Microsoft moved to weekly releases before settling on the monthly update in October 2003.
"Most of the feedback we heard from customers was around planning. They told us they needed predictability to plan ahead," says Stephen Toulouse, security program manager at MSRC. "When we released security updates as soon as they were released from the testing phase, we got strong feedback that it was just not manageable."
April 12 brought five critical Microsoft Windows, Inter- net Explorer, Exchange, MSN Messenger and Word fixes, as well as three patches rated important for Windows. Contrarians would say Microsoft sat on those critical fixes for at least a month, extending the time enterprises were exposed to potential exploits. However, Microsoft will immediately release critical patches if an exploit is discovered in the wild--the last was a cumulative fix for IE released December 2004.
The company has also begun a third-party beta testing program, giving patches to select enterprises and government agencies 30 days in advance to test for conflicts and problems.
"Moving to a monthly release cycle allows our product teams to rigorously test the patches, and, in the end, that results in quality updates," says Toulouse. "We measure success by the increase in customers deploying updates and the growth in use of Windows Update and automatic updates."
Automation Is Key
For companies like BOC Edwards, Patch Tuesday is convenient, but not necessary.
"Patch Tuesday makes it easier for us to focus on a specific date. It gives us time to review a patch and its impact on us. The benefit, though, is not huge," says Dick Stewart, BOC's director of information services. "It does make it more likely that we won't overlook a vulnerability, but the automation is far and away more important to us."
BOC Edwards deploys patches to servers and workstations--except for some finicky boxes that require a manual touch--via PatchLink's PATCHLINK UPDATE. The automation provided by the patch management software not only pushes patches after a few clicks, but facilitates their prioritization. Once a software vendor pushes patches to BOC, managers scroll through the fixes to determine their impact on the company's environment and how many workstations and servers will be affected. Then, managers push it to two separate test environments, Alpha and Beta.

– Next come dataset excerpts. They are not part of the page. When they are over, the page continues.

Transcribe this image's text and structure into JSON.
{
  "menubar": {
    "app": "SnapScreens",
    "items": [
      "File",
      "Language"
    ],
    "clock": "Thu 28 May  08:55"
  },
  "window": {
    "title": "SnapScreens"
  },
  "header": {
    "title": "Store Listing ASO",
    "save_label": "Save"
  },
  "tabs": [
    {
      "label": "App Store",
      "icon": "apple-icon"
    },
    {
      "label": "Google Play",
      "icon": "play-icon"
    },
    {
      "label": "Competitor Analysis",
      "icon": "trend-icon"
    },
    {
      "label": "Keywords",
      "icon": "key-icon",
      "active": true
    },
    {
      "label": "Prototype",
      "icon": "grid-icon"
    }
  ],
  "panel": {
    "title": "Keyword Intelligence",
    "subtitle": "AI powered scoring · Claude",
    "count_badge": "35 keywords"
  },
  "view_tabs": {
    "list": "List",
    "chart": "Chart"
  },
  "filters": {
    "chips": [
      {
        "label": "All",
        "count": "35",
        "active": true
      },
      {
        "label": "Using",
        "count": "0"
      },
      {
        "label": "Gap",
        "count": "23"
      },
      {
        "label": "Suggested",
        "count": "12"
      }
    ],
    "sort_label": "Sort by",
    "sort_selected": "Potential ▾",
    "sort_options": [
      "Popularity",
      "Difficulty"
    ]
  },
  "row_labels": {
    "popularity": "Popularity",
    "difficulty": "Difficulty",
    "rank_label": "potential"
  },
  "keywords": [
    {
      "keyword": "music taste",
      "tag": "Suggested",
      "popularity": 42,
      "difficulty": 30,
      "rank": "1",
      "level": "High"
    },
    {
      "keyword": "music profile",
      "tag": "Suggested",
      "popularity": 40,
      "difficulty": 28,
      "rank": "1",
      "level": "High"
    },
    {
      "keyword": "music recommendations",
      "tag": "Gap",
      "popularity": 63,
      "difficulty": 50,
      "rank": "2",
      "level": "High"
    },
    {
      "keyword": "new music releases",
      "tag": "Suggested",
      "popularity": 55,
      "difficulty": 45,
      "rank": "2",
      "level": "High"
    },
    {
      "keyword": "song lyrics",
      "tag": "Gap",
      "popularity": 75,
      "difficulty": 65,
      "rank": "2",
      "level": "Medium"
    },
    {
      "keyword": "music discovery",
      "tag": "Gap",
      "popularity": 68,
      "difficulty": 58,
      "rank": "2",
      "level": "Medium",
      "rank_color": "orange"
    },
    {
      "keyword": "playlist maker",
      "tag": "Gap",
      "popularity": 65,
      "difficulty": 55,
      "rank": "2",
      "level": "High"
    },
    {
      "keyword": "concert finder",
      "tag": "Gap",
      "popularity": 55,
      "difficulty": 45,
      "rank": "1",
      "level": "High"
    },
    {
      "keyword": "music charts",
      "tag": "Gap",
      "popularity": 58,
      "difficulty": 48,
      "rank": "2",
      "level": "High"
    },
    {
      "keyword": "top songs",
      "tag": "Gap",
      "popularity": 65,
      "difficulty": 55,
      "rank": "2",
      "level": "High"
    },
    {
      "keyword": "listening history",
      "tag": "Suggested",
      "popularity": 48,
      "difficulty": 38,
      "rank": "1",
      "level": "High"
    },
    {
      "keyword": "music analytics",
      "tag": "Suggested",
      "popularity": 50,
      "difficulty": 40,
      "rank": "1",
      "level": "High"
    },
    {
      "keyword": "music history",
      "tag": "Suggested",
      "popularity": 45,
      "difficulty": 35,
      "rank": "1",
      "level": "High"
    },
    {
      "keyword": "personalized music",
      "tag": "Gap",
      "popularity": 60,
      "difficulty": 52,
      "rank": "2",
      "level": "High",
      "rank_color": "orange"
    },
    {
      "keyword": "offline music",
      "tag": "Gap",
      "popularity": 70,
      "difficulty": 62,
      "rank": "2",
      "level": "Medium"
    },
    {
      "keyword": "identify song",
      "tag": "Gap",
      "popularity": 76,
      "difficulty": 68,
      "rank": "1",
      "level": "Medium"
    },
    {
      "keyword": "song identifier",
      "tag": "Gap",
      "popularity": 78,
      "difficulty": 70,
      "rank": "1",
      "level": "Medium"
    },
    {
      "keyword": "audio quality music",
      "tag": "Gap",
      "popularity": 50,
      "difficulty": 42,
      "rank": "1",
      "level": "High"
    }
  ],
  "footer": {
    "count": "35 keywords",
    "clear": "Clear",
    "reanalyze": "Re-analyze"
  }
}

Alpha is made up of 10 machines that replicate the company's baseline system images. Patches are applied to determine if there are compatibility issues. Once they are confident, Stewart's teams push the patches through Beta, which are live production systems used by the information management team.
There, patches are tested more rigorously before being installed on production machines.
Smaller sites are patched first and monitored closely before patches are added to the baseline system images. If that goes smoothly, 600 machines are patched every two hours. The entire BOC network is patched in one night.
"We aren't quick to throw it on," Stewart says. "We won't patch on Day 1, then find out we shot ourselves in the foot. It could be two weeks until we're finished testing, unless it's a critical vulnerability."
At Children's Hospital, automation alleviates the running from one workstation to the next trying to figure out which machines need patching and which applications those patches are breaking. Children's Mar-shall uses SUS to prioritize, approve and push patches to the test lab. If a problem patch is flagged, he can click a few buttons to hold it while deploying the rest of the updates throughout the hospital's infrastructure. Once compatibility issues are resolved, he can quickly program SUS to complete the updates.
Most server updates are automated as well. Children's Arrington uses Ecora's Ecora Patch Manager to push updates to 10 servers at a time. Other servers, including Microsoft Exchange, are updated manually.